Oireachtas Joint and Select Committees

Wednesday, 6 October 2021

Joint Oireachtas Committee on Agriculture, Food and the Marine

EU Regulation on Veterinary Medicinal Products (Resumed): Department of Agriculture, Food and the Marine

Mr. Peter Collins:

The Deputy is right that we have taken on a huge and onerous task. We have looked at different options but the main objective is to keep a competitive market and provide farmers with a greater choice as to where they get medicines. Obviously we want to collect the information in one go so that we can report to the EU on that basis. There are a number of reasons for introducing the system. Building it and getting contractors on board has been a challenge. The contractors have been in since March and we have been doing a lot of the business requirements and the collection of information since then as well as prior to that. There has been a lot of development and movement on the system in the last four or five months. A considerable amount of work has been done on the back end systems to put this all together.

We have had a number of stakeholder engagements. I am not sure from where the Deputy heard that the Department is way behind. We have heard a couple of those rumours and we are not sure from where people got that information. We have spoken to vets, licensed merchants, feed mills, dispensers, pharmacy companies and pharmacy software companies. All of those people are involved in the whole spectrum of prescribing and dispensing everywhere. We have put all of those together.

We have done an awful lot of designing and development at this stage. We have done some focus groups. We hope to have a few more focus groups in the next couple of weeks. Starting in November, we hope to have what we call user acceptance testing. At that time we will do some internal tests across the Department and then we will extend the testing to the dispensers and vets to see how they can see the system.

At the moment we are still on track and on time in terms of what we are trying to deliver. There are elements to system in terms of what we can deliver and what people call the minimal viable product. It will not have bells and whistles hanging off it and it will not be the most fantastic system one will see in the world. It will be functional and will do exactly what we hope it will do which is to allow people to write prescriptions and for people to dispense medicines from those prescriptions.

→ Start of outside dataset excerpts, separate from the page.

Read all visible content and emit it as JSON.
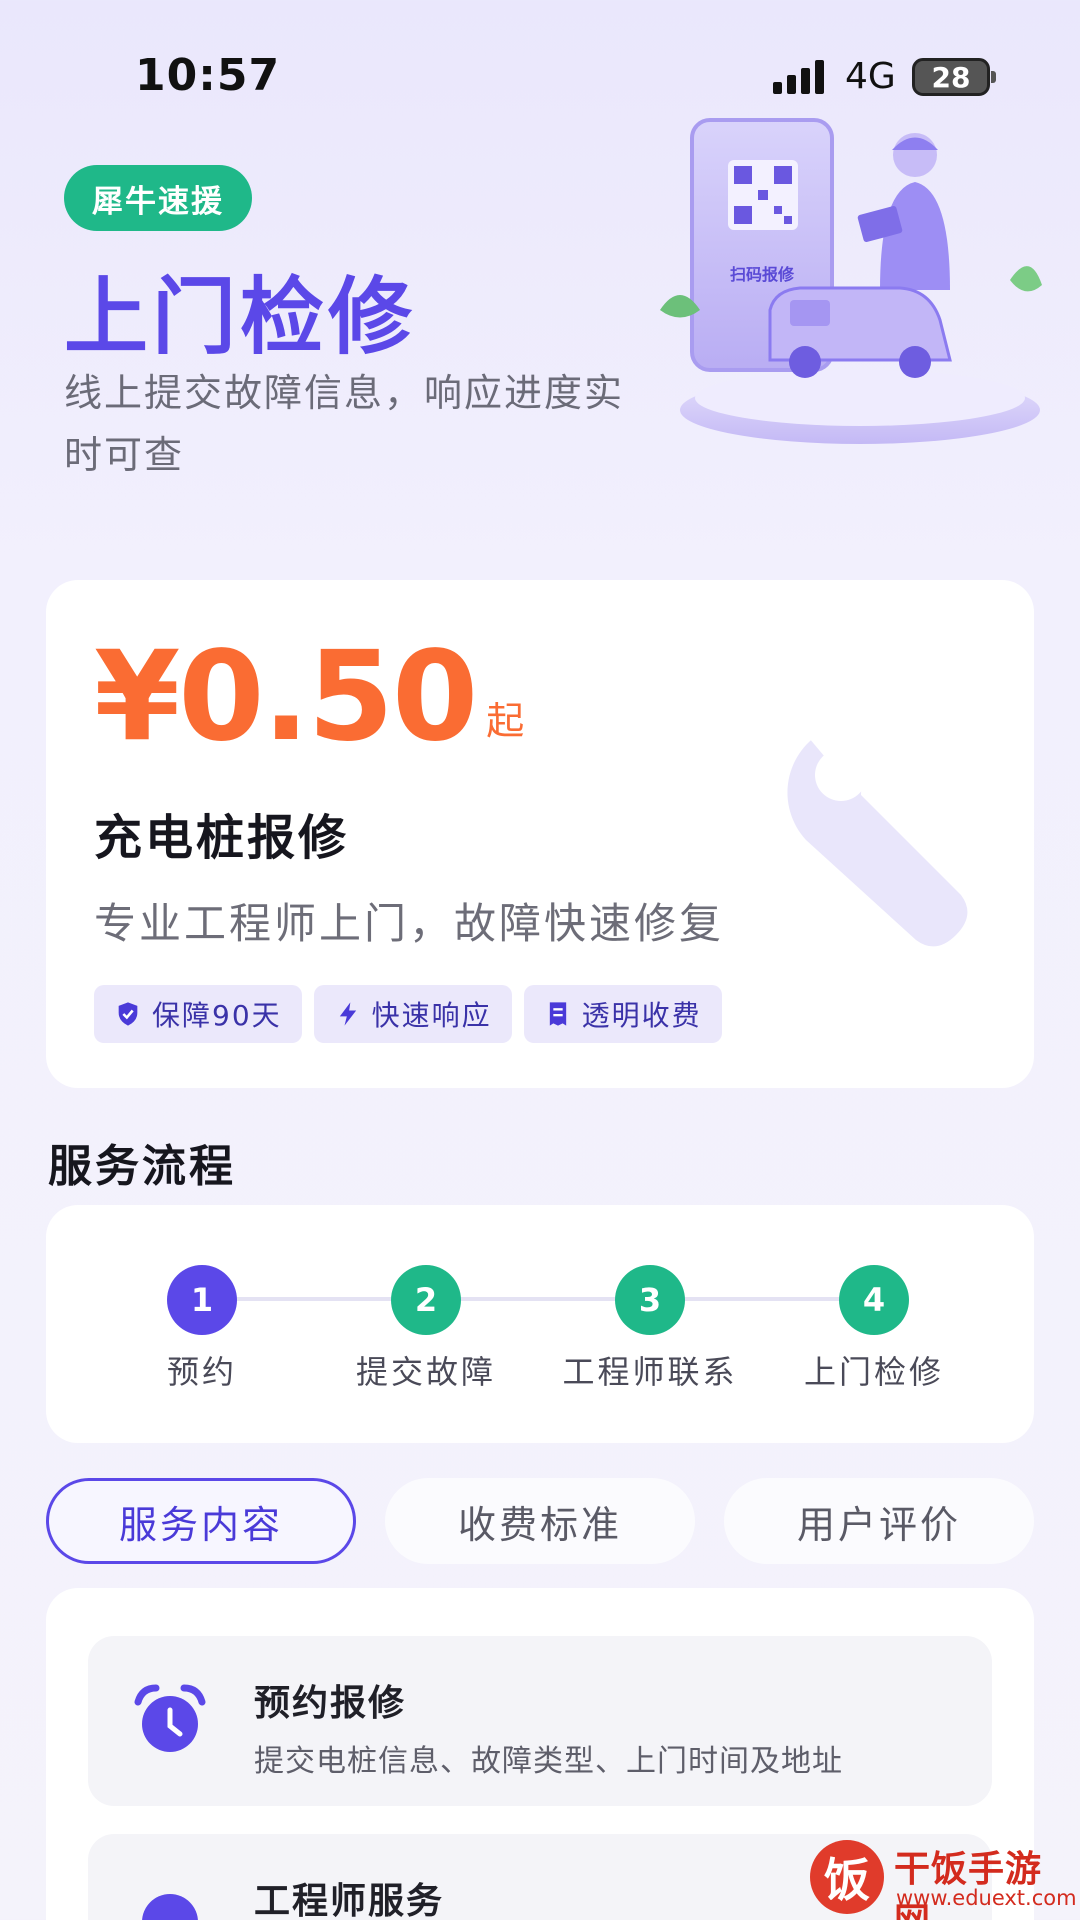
{
  "status_bar": {
    "time": "10:57",
    "network": "4G",
    "battery": "28"
  },
  "hero": {
    "brand_badge": "犀牛速援",
    "title": "上门检修",
    "subtitle": "线上提交故障信息，响应进度实时可查",
    "illustration_label": "扫码报修"
  },
  "price_card": {
    "price": "¥0.50",
    "price_suffix": "起",
    "service_name": "充电桩报修",
    "description": "专业工程师上门，故障快速修复",
    "tags": [
      {
        "icon": "shield-check-icon",
        "label": "保障90天"
      },
      {
        "icon": "lightning-icon",
        "label": "快速响应"
      },
      {
        "icon": "receipt-icon",
        "label": "透明收费"
      }
    ]
  },
  "process": {
    "title": "服务流程",
    "steps": [
      {
        "number": "1",
        "label": "预约",
        "state": "active"
      },
      {
        "number": "2",
        "label": "提交故障",
        "state": "done"
      },
      {
        "number": "3",
        "label": "工程师联系",
        "state": "done"
      },
      {
        "number": "4",
        "label": "上门检修",
        "state": "done"
      }
    ]
  },
  "tabs": [
    {
      "label": "服务内容",
      "active": true
    },
    {
      "label": "收费标准",
      "active": false
    },
    {
      "label": "用户评价",
      "active": false
    }
  ],
  "content_items": [
    {
      "icon": "alarm-clock-icon",
      "title": "预约报修",
      "description": "提交电桩信息、故障类型、上门时间及地址"
    },
    {
      "icon": "engineer-icon",
      "title": "工程师服务",
      "description": ""
    }
  ],
  "watermark": {
    "logo_char": "饭",
    "name": "干饭手游网",
    "url": "www.eduext.com"
  },
  "colors": {
    "accent": "#5b48e8",
    "green": "#1fb889",
    "price": "#fa6c33"
  }
}
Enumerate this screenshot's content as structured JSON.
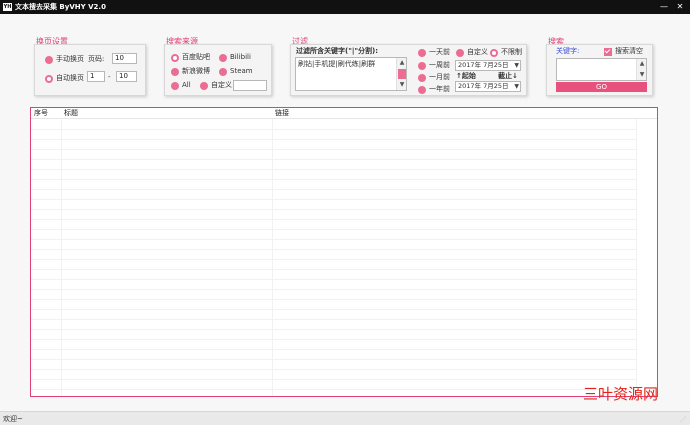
{
  "window": {
    "icon_text": "YH",
    "title": "文本搜去采集 ByVHY V2.0",
    "minimize": "—",
    "close": "✕"
  },
  "paging": {
    "label": "换页设置",
    "manual": "手动换页",
    "page_label": "页码:",
    "page_value": "10",
    "auto": "自动换页",
    "from_value": "1",
    "dash": "-",
    "to_value": "10"
  },
  "source": {
    "label": "搜索来源",
    "options": [
      "百度贴吧",
      "Bilibili",
      "新浪微博",
      "Steam",
      "All",
      "自定义"
    ],
    "custom_value": ""
  },
  "filter": {
    "label": "过滤",
    "keywords_label": "过滤所含关键字(\"|\"分割):",
    "keywords_value": "刷钻|手机提|刷代练|刷群",
    "time_options": [
      "一天前",
      "自定义",
      "不限制",
      "一周前",
      "一月前",
      "一年前"
    ],
    "start_label": "起始",
    "end_label": "截止",
    "start_date": "2017年 7月25日",
    "end_date": "2017年 7月25日"
  },
  "search": {
    "label": "搜索",
    "keyword_label": "关键字:",
    "clear_label": "搜索清空",
    "keyword_value": "",
    "go_label": "GO"
  },
  "table": {
    "columns": [
      "序号",
      "标题",
      "链接"
    ],
    "rows": []
  },
  "status": {
    "text": "欢迎~"
  },
  "watermark": "三叶资源网",
  "colors": {
    "accent": "#e8507e",
    "group_label": "#e0407a"
  }
}
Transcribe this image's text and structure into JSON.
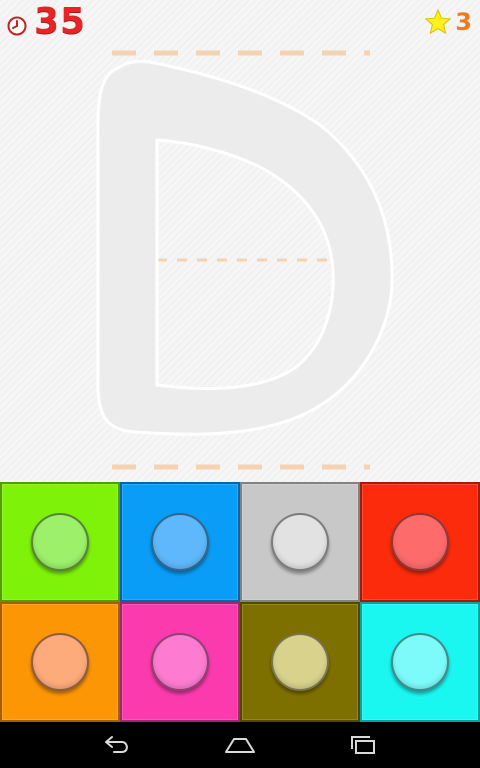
{
  "hud": {
    "timer_value": "35",
    "stars_count": "3",
    "icons": {
      "timer": "clock-icon",
      "stars": "star-icon"
    }
  },
  "trace": {
    "letter": "D",
    "outline_color": "#ffffff",
    "fill_color": "#ececec",
    "guide_color": "#f4d2b2"
  },
  "palette": {
    "swatches": [
      {
        "name": "lime",
        "bg": "#7ff20a",
        "dot": "#9cf06a"
      },
      {
        "name": "blue",
        "bg": "#0a9df7",
        "dot": "#5fb8fb"
      },
      {
        "name": "gray",
        "bg": "#c8c8c8",
        "dot": "#e2e2e2"
      },
      {
        "name": "red",
        "bg": "#fb2b0b",
        "dot": "#fd6b6b"
      },
      {
        "name": "orange",
        "bg": "#fc9605",
        "dot": "#fdab7b"
      },
      {
        "name": "pink",
        "bg": "#fb3aad",
        "dot": "#fd7bd0"
      },
      {
        "name": "olive",
        "bg": "#7e7000",
        "dot": "#d8d28c"
      },
      {
        "name": "cyan",
        "bg": "#1af6f0",
        "dot": "#7cfbfa"
      }
    ]
  },
  "navbar": {
    "icons": [
      "back-icon",
      "home-icon",
      "recent-apps-icon"
    ]
  }
}
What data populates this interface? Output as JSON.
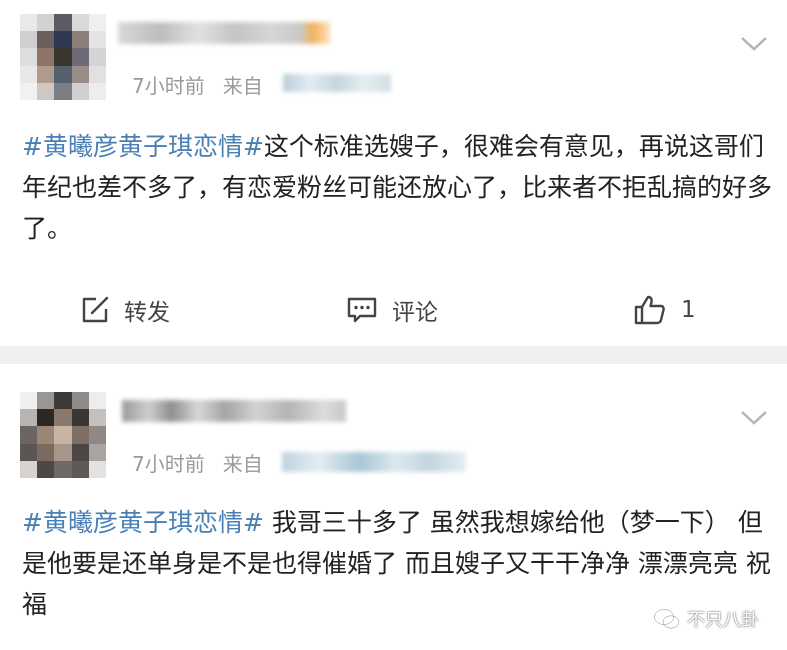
{
  "posts": [
    {
      "time": "7小时前",
      "source_prefix": "来自",
      "hashtag": "#黄曦彦黄子琪恋情#",
      "text": "这个标准选嫂子，很难会有意见，再说这哥们年纪也差不多了，有恋爱粉丝可能还放心了，比来者不拒乱搞的好多了。",
      "actions": {
        "repost_label": "转发",
        "comment_label": "评论",
        "like_count": "1"
      }
    },
    {
      "time": "7小时前",
      "source_prefix": "来自",
      "hashtag": "#黄曦彦黄子琪恋情#",
      "text": " 我哥三十多了 虽然我想嫁给他（梦一下） 但是他要是还单身是不是也得催婚了 而且嫂子又干干净净 漂漂亮亮 祝福"
    }
  ],
  "watermark": "不只八卦",
  "colors": {
    "hashtag": "#4a7fb5",
    "meta": "#9a9a9a",
    "separator": "#f0f0f0"
  },
  "icons": [
    "chevron-down-icon",
    "repost-icon",
    "comment-icon",
    "like-icon",
    "wechat-icon"
  ]
}
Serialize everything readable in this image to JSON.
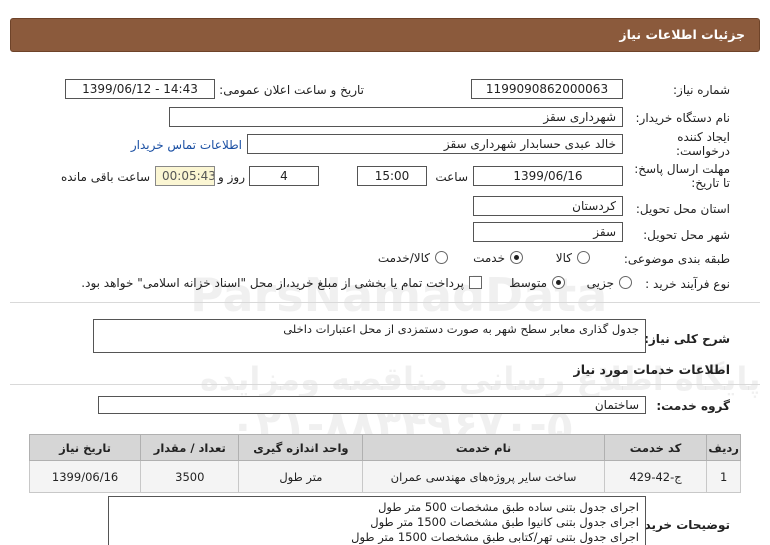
{
  "page": {
    "title": "جزئیات اطلاعات نیاز"
  },
  "fields": {
    "need_number": {
      "label": "شماره نیاز:",
      "value": "1199090862000063"
    },
    "announce_datetime": {
      "label": "تاریخ و ساعت اعلان عمومی:",
      "value": "1399/06/12 - 14:43"
    },
    "buyer_org": {
      "label": "نام دستگاه خریدار:",
      "value": "شهرداری سقز"
    },
    "creator": {
      "label_line1": "ایجاد کننده",
      "label_line2": "درخواست:",
      "value": "خالد عبدی حسابدار شهرداری سقز",
      "contact_link": "اطلاعات تماس خریدار"
    },
    "deadline": {
      "label_line1": "مهلت ارسال پاسخ:",
      "label_line2": "تا تاریخ:",
      "date": "1399/06/16",
      "time_label": "ساعت",
      "time": "15:00",
      "days": "4",
      "days_label": "روز و",
      "remaining": "00:05:43",
      "remaining_label": "ساعت باقی مانده"
    },
    "province": {
      "label": "استان محل تحویل:",
      "value": "کردستان"
    },
    "city": {
      "label": "شهر محل تحویل:",
      "value": "سقز"
    },
    "category": {
      "label": "طبقه بندی موضوعی:",
      "options": [
        "کالا",
        "خدمت",
        "کالا/خدمت"
      ],
      "selected": "خدمت"
    },
    "purchase_type": {
      "label": "نوع فرآیند خرید :",
      "options": [
        "جزیی",
        "متوسط"
      ],
      "selected": "متوسط",
      "payment_note": "پرداخت تمام یا بخشی از مبلغ خرید،از محل \"اسناد خزانه اسلامی\" خواهد بود."
    }
  },
  "summary": {
    "label": "شرح کلی نیاز:",
    "value": "جدول گذاری معابر سطح شهر  به صورت دستمزدی  از محل اعتبارات داخلی"
  },
  "services_section": {
    "title": "اطلاعات خدمات مورد نیاز",
    "group_label": "گروه خدمت:",
    "group_value": "ساختمان"
  },
  "table": {
    "headers": [
      "ردیف",
      "کد خدمت",
      "نام خدمت",
      "واحد اندازه گیری",
      "تعداد / مقدار",
      "تاریخ نیاز"
    ],
    "rows": [
      [
        "1",
        "ج-42-429",
        "ساخت سایر پروژه‌های مهندسی عمران",
        "متر طول",
        "3500",
        "1399/06/16"
      ]
    ]
  },
  "buyer_notes": {
    "label": "توضیحات خریدار:",
    "lines": [
      "اجرای جدول بتنی ساده طبق مشخصات   500 متر طول",
      "اجرای جدول بتنی کانیوا طبق مشخصات   1500 متر طول",
      "اجرای جدول بتنی تهر/کتابی طبق مشخصات   1500 متر طول"
    ]
  },
  "watermark": {
    "lines": [
      "ParsNamadData",
      "پایگاه اطلاع رسانی مناقصه ومزایده",
      "۰۲۱-۸۸۳۴۹۶۷۰-۵"
    ]
  }
}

The system will probably not go live on 28 January because it is a Friday. I imagine that we will go live on the following Monday, 31 January. We are considering introducing a soft approach to go live, which is a transition phase that will be allow the continuation of paper prescriptions for people who may not be technically astute or where we have not got around to fully training people in the timeframe that remains. We will not directly cut people from using paper prescriptions, which have been used for the last 30, 40 and 50 years. We will slowly introduce the system. The system will be introduced and available for everybody to use, who wants to use it, on 31 January.